### Importing libs

In [None]:
import pandas as pd
from pathlib import Path
import numpy as np
import matplotlib.pyplot as plt
import hvplot.pandas
import plotly.express as px


## First df
#### This dataset record real estate sale from 2001 to 2020 in 170 town in the US

In [None]:

df = Path('csvfiles/re_sale.csv')
df = pd.read_csv(df,index_col='Date Recorded', infer_datetime_format=True, parse_dates=True)
df.sort_index(inplace=True)

display(df)
df.columns

In [None]:
california_df = df.fillna('Unkown')
california_df = df.drop(columns=['Address','Serial Number', 'Assessed Value', 'Sales Ratio','Property Type',])
california_df = california_df.replace(np.nan, 'Unknown')

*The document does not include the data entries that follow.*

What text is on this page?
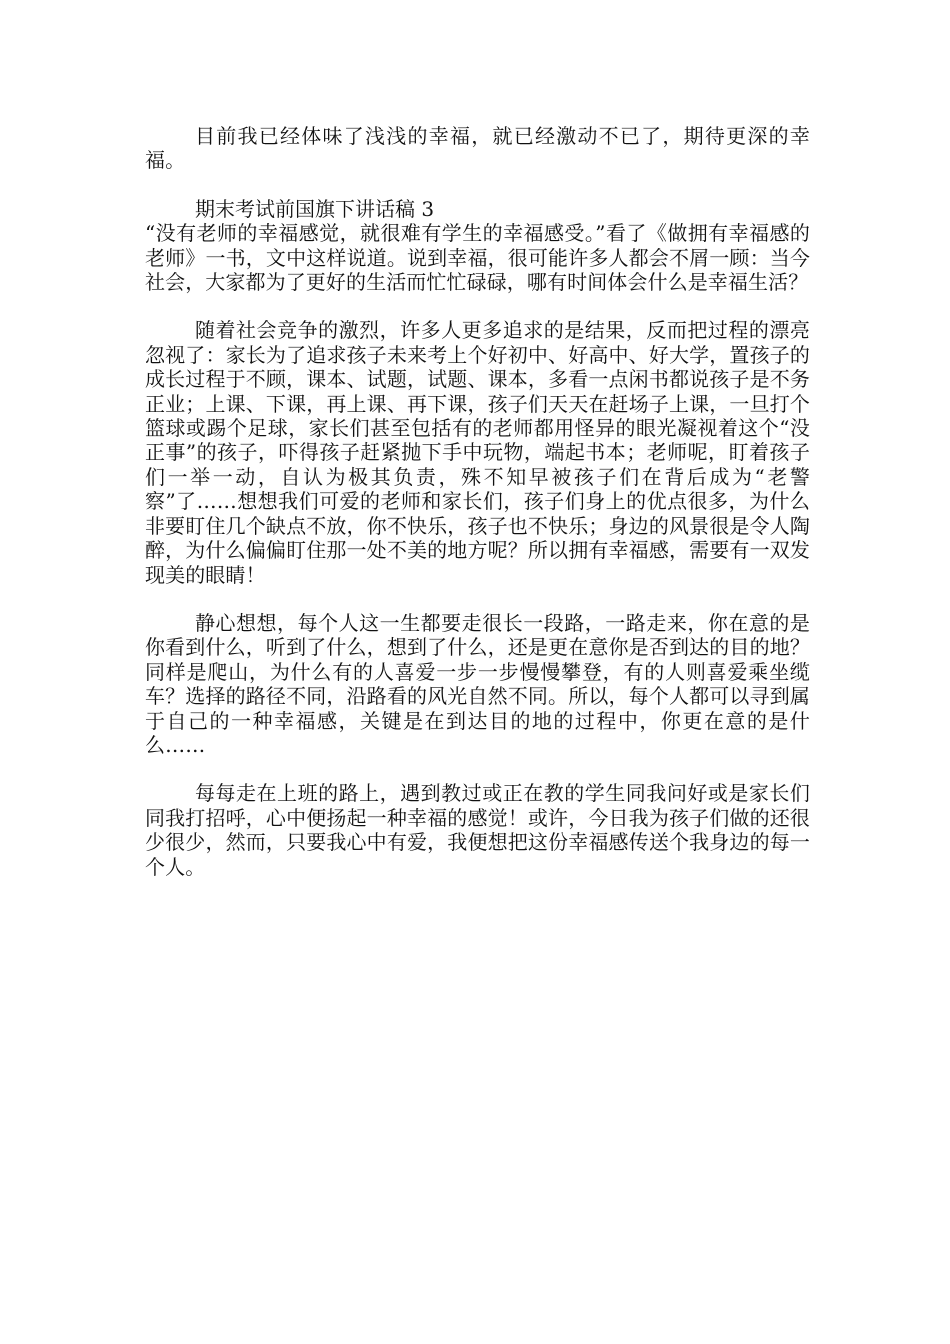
目前我已经体味了浅浅的幸福，就已经激动不已了，期待更深的幸福。

期末考试前国旗下讲话稿 3

“没有老师的幸福感觉，就很难有学生的幸福感受。”看了《做拥有幸福感的老师》一书，文中这样说道。说到幸福，很可能许多人都会不屑一顾：当今社会，大家都为了更好的生活而忙忙碌碌，哪有时间体会什么是幸福生活？

随着社会竞争的激烈，许多人更多追求的是结果，反而把过程的漂亮忽视了：家长为了追求孩子未来考上个好初中、好高中、好大学，置孩子的成长过程于不顾，课本、试题，试题、课本，多看一点闲书都说孩子是不务正业；上课、下课，再上课、再下课，孩子们天天在赶场子上课，一旦打个篮球或踢个足球，家长们甚至包括有的老师都用怪异的眼光凝视着这个“没正事”的孩子，吓得孩子赶紧抛下手中玩物，端起书本；老师呢，盯着孩子们一举一动，自认为极其负责，殊不知早被孩子们在背后成为“老警察”了……想想我们可爱的老师和家长们，孩子们身上的优点很多，为什么非要盯住几个缺点不放，你不快乐，孩子也不快乐；身边的风景很是令人陶醉，为什么偏偏盯住那一处不美的地方呢？所以拥有幸福感，需要有一双发现美的眼睛！

静心想想，每个人这一生都要走很长一段路，一路走来，你在意的是你看到什么，听到了什么，想到了什么，还是更在意你是否到达的目的地？同样是爬山，为什么有的人喜爱一步一步慢慢攀登，有的人则喜爱乘坐缆车？选择的路径不同，沿路看的风光自然不同。所以，每个人都可以寻到属于自己的一种幸福感，关键是在到达目的地的过程中，你更在意的是什么……

每每走在上班的路上，遇到教过或正在教的学生同我问好或是家长们同我打招呼，心中便扬起一种幸福的感觉！或许，今日我为孩子们做的还很少很少，然而，只要我心中有爱，我便想把这份幸福感传送个我身边的每一个人。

display(california_df.head(10))
display(california_df.tail(10))
#california_df.columns

## Second df
#### This datacontains data on City of Hartford real estate sales for the last two years, with comprehensive records including property ID, parcel ID, sale date, sale price and more. This dataset is continuously updated each night and sourced from an official reliable source.

In [None]:
df2_path = Path('csvfiles/real-estate-sales-730-days-1.csv')
df2 = pd.read_csv(df2_path,index_col='SaleDate', infer_datetime_format=True, parse_dates=True)
df2.sort_index(inplace=True)
df2= df2.replace(np.nan, 'Unknown')
display(df2.head(10))



df2_cleaned = df2 [['OwnerFirstName','OwnerLastName','StreetNameAndWay','PrimaryGrantor', 'SalePrice', 'LegalReference','ParcelID']]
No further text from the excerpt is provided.